The fiasco in Syria is probably the greatest security threat to the United States to have emerged in the last ten years, yet there is little political consciousness of this today, just as there was little consciousness of how, in the late 1980s and early 1990s, Presidents Clinton and Bush stood by while Afghanistan fell to the forces anarchy and theocracy. For that matter, President Clinton’s North Korea policy probably polled well in the 1990s, when he allowed North Korea to go nuclear (the same could be said of George W. Bush in 2007). President Obama’s anemic support for the Iranian opposition in 2009 means we’ll face an intensifying nuclear crisis there. Each of these politically easy decisions-of-least-resistance imposed a terrible cost on our national security later. Each deserves to tarnish the legacy of the president who was responsible for it.

Unfortunately, life doesn’t work that way. The paradox for presidents is that voters reward decisions of least resistance, at least until the consequences show up. Remember the last time a President led the nation by explaining the cost of inaction? It convinced most of us in 2003. In retrospect, few of us would do that again. Almost every part of our national security establishment failed us — from the intelligence agencies, to the Army’s ham-handed pre-Petraeus search-and-destroy tactics, to a political class that voted to invade and that later turned opportunistically against the war, advocating a sudden withdrawal that would have left Al Qaeda victorious and ascendant. Perhaps the liberation of Iraq ought to have been left to the liberated, too, but by 2006, it was too late to make that decision.
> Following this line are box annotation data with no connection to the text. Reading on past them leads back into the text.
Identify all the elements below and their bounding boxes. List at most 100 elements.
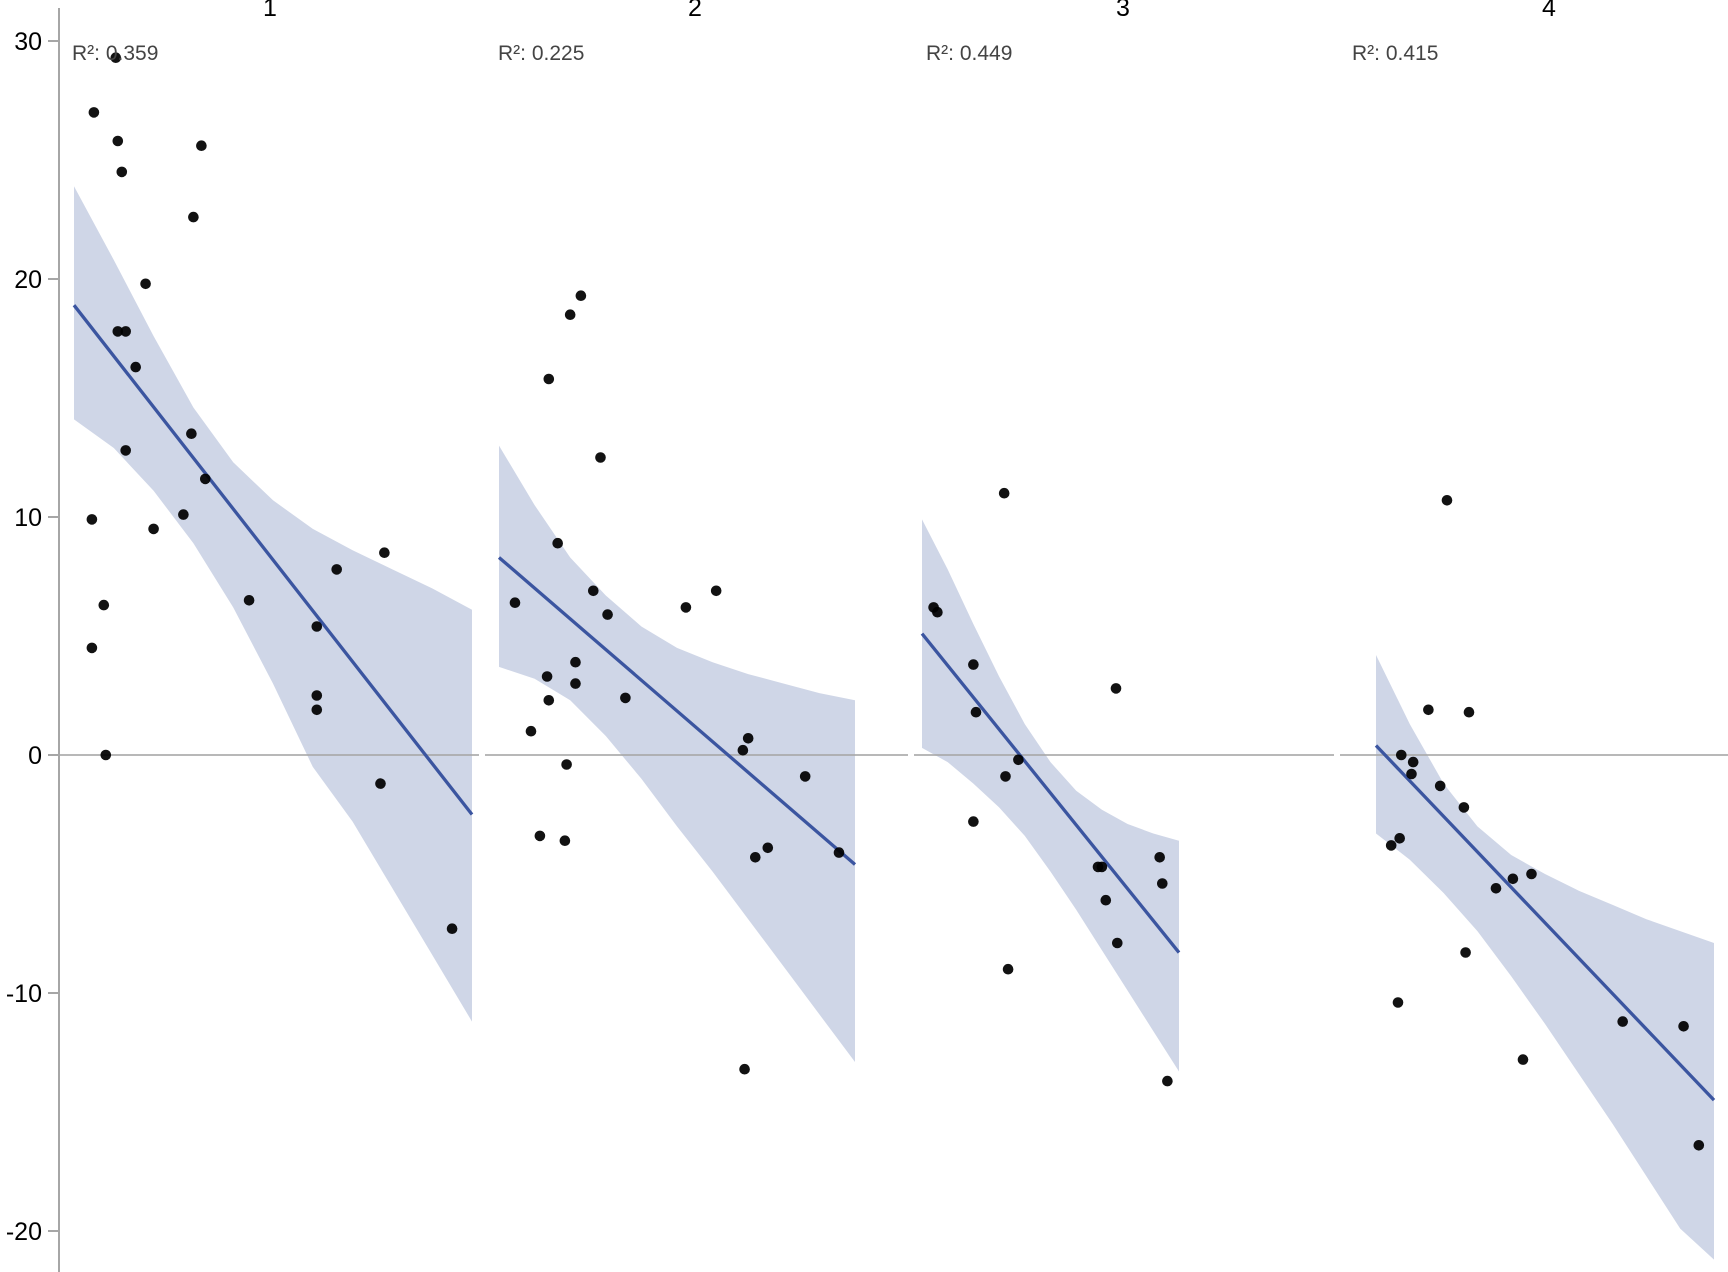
data-point [1013,754,1024,766]
data-point [762,842,774,854]
r2-label-panel-4: R²: 0.415 [1352,42,1438,65]
data-point [331,564,343,575]
data-point [1000,771,1011,782]
data-point [1617,1016,1628,1027]
y-axis: 30 20 10 0 -10 -20 [6,8,60,1272]
data-point [1458,802,1470,813]
y-tick-label: 20 [14,266,42,294]
data-point [311,621,323,632]
data-point [932,606,943,618]
data-point [1110,683,1122,694]
data-points [86,52,1705,1151]
data-point [570,678,581,689]
data-point [575,290,587,302]
data-point [1460,947,1471,958]
data-point [112,135,124,147]
data-point [1002,963,1014,975]
data-point [112,326,124,337]
data-point [833,847,845,858]
r-squared-labels: R²: 0.359 R²: 0.225 R²: 0.449 R²: 0.415 [72,42,1438,65]
data-point [1526,868,1537,880]
data-point [543,373,555,385]
data-point [120,445,131,456]
data-point [1154,852,1165,863]
y-tick-label: 10 [14,504,42,532]
data-point [243,595,255,606]
data-point [196,140,207,151]
data-point [186,428,197,440]
regression-line-panel-1 [72,304,474,816]
data-point [88,107,100,118]
y-axis-ticks: 30 20 10 0 -10 -20 [6,28,59,1246]
data-point [620,692,631,704]
data-point [1112,937,1123,949]
data-point [1517,1054,1529,1065]
data-point [1434,780,1446,792]
data-point [543,695,555,706]
data-point [710,585,722,597]
data-point [541,671,553,682]
panel-title-1: 1 [263,0,277,22]
data-point [970,706,982,718]
data-point [1693,1140,1705,1151]
data-point [100,749,112,761]
data-point [968,816,979,827]
data-point [1423,704,1434,716]
data-point [737,744,749,756]
data-point [509,597,521,608]
panel-titles: 1 2 3 4 [263,0,1556,22]
data-point [998,487,1010,499]
data-point [1100,894,1112,906]
data-point [534,830,546,842]
data-point [140,278,151,290]
data-point [311,704,323,716]
data-point [446,923,458,934]
panel-title-2: 2 [688,0,702,22]
data-point [1394,833,1405,844]
data-point [1463,706,1475,718]
data-point [1157,878,1168,889]
data-point [1396,749,1407,761]
r2-label-panel-3: R²: 0.449 [926,42,1012,65]
data-point [799,771,811,782]
y-tick-label: -20 [6,1218,42,1246]
data-point [739,1063,750,1075]
data-point [1490,883,1502,894]
data-point [379,547,390,558]
data-point [750,852,761,863]
data-point [98,599,110,611]
r2-label-panel-1: R²: 0.359 [72,42,158,65]
regression-line-panel-3 [920,632,1181,954]
data-point [86,514,98,525]
panel-title-4: 4 [1542,0,1556,22]
confidence-band-panel-4 [1376,655,1714,1260]
data-point [1162,1075,1173,1087]
data-point [1678,1021,1689,1032]
regression-line-panel-4 [1374,744,1716,1102]
y-tick-label: -10 [6,980,42,1008]
data-point [86,642,98,654]
data-point [742,733,754,744]
data-point [1407,756,1419,768]
data-point [680,602,692,613]
data-point [564,309,576,321]
regression-lines [72,304,1716,1102]
data-point [559,835,571,846]
data-point [120,326,131,337]
data-point [188,211,199,223]
data-point [1406,768,1417,780]
data-point [588,585,599,597]
data-point [375,778,386,789]
confidence-band-panel-2 [499,445,855,1063]
data-point [148,523,159,535]
data-point [200,473,211,485]
data-point [311,690,323,701]
data-point [561,759,572,770]
y-tick-label: 30 [14,28,42,56]
confidence-bands [74,186,1714,1260]
data-point [178,509,189,520]
data-point [110,52,122,63]
data-point [595,452,606,463]
regression-line-panel-2 [497,556,857,866]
One day, the political system in North Korea will also fracture. When that happens, I hope this President or his successor will learn the lesson of Syria and be prepared to support any opposition movement willing to support our interests and our values. We will not have three years to waste on paralysis-by-analysis when that opportunity presents itself. A North Korea that comes under the control of more rational and statesmanlike leaders will be an opportunity for peace and prosperity in a region with almost incalculable potential for both prosperity and crisis. A North Korea that clings to power through terror will eventually give other terrorists — perhaps terrorists trained in Syria — the means to do incalculable damage to our allies, and to our own country.